15 thoughts on “Bread in any shape and size

  1. I’m getting hungry reading your post! Everything looks wonderful. I drove by your road today. Had I known you were baking bread, I would have stopped. My grandson loves horses too and would certainly enjoy the bread pony. My daughter made some horses out of rice krispie treats that she decorated and put on his birthday cake. He loved them!

  2. Sorry we didn’t get to taste your bread this week. Hopefully it will keep so we can have some if you come down next week. Aidan will love devouring the pony.

  3. Heidi, the gluten cloak sounds very interesting – so you basically stretch the outside of the dough into a tight ball a few times over to force it to keep its shape? What hydration dough do you use? I tend to only bake 75% hydration sourdoughs, which are so fluid they tend to lose slashes and definition once they’re baked. Thank you!

  4. I’m in awe too! And am going to dash over to the gluten cloak post as well, Celia said scoot over here. My friend Joe made a lovely tortoise the other day based on the one on le petit boulanger. Do you do the decorative salt dough work as well?
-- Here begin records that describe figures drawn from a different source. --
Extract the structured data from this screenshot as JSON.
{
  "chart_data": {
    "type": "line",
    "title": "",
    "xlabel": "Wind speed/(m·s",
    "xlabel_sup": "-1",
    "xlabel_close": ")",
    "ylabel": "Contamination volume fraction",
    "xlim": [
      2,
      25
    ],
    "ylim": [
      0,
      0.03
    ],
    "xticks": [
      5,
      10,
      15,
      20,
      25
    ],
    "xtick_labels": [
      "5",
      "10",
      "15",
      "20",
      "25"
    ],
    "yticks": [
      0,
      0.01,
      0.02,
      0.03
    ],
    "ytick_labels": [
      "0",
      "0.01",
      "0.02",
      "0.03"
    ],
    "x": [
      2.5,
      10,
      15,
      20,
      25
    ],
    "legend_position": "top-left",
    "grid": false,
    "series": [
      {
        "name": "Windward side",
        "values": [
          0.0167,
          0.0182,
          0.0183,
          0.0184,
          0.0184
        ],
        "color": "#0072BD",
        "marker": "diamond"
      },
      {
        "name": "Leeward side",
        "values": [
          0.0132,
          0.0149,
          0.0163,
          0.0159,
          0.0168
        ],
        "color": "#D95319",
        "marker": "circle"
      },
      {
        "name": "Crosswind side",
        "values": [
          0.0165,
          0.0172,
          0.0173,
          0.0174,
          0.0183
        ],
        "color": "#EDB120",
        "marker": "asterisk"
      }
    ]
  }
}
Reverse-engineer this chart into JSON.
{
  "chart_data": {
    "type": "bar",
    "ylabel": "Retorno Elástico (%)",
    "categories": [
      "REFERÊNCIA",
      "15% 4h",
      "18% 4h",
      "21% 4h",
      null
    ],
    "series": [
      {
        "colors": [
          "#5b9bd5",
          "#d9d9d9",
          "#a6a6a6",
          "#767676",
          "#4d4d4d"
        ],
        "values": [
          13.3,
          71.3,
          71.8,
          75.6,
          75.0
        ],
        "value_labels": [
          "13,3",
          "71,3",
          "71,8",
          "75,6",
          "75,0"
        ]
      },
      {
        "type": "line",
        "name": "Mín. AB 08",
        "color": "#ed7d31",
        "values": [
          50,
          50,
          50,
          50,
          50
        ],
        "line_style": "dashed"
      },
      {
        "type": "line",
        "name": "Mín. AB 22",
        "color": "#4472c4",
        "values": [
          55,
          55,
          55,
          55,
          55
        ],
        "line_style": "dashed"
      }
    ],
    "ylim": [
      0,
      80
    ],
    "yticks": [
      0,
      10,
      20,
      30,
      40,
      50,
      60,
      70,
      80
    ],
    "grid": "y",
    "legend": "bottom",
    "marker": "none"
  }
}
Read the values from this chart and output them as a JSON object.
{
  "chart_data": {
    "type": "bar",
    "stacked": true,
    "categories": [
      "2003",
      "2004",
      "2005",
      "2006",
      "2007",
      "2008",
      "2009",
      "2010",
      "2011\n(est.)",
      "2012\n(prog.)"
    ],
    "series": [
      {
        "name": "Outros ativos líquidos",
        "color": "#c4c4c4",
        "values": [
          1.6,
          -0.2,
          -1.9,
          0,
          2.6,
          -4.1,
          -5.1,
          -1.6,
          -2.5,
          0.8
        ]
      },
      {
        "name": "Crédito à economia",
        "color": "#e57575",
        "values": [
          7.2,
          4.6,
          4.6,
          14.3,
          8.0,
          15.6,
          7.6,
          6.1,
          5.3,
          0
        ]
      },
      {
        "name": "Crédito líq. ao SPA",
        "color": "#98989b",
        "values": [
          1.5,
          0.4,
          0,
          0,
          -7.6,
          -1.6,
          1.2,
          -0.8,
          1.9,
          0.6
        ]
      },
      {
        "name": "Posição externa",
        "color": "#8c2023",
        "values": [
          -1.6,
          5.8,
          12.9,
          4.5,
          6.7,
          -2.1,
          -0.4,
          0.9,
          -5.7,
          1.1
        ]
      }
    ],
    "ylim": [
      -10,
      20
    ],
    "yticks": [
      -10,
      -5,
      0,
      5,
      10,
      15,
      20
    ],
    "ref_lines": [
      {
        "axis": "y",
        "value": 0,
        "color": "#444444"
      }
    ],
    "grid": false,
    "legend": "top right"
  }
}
I’ve only ever read about that in my bread books. Amazing stuff !

    • One year my sister and I made a whole slew of the salt dough ornaments- it was fun- but I would rather work in edible materials.
      I do a lot of decorated cutouts- I used to do them for a bake shop- but they wanted thousands and I developed carpal tunnel syndrome and had to cut back.
      The breads are more like sculpting- the cookies like painting.

  5. This is honey whole wheat dough- the recipe is either before or after the tutorial on the live journal spot. Sourdough is a little wild to get it to stay within the bounds- but the dough needs to be on the drier side- I add enough flour in the kneading stage so that it isn’t very sticky.
    Yes, I stretch the outside tightly around it – when it starts to show a white edge it is getting too tight.
    I have also used the technique on french bread dough and sweet roll dough- but again , they can’t be too wet/moist/sticky.

  6. My boys used to take them in their lunch to school- sometimes halved with peanut butter and jelly- sometimes just like they were with a dip packed along side. On their birthdays, when we could send it a treat I would make up one for all the kids in their classroom. They loved them. Until their tenth birthdays- then it wasn’t cool anymore.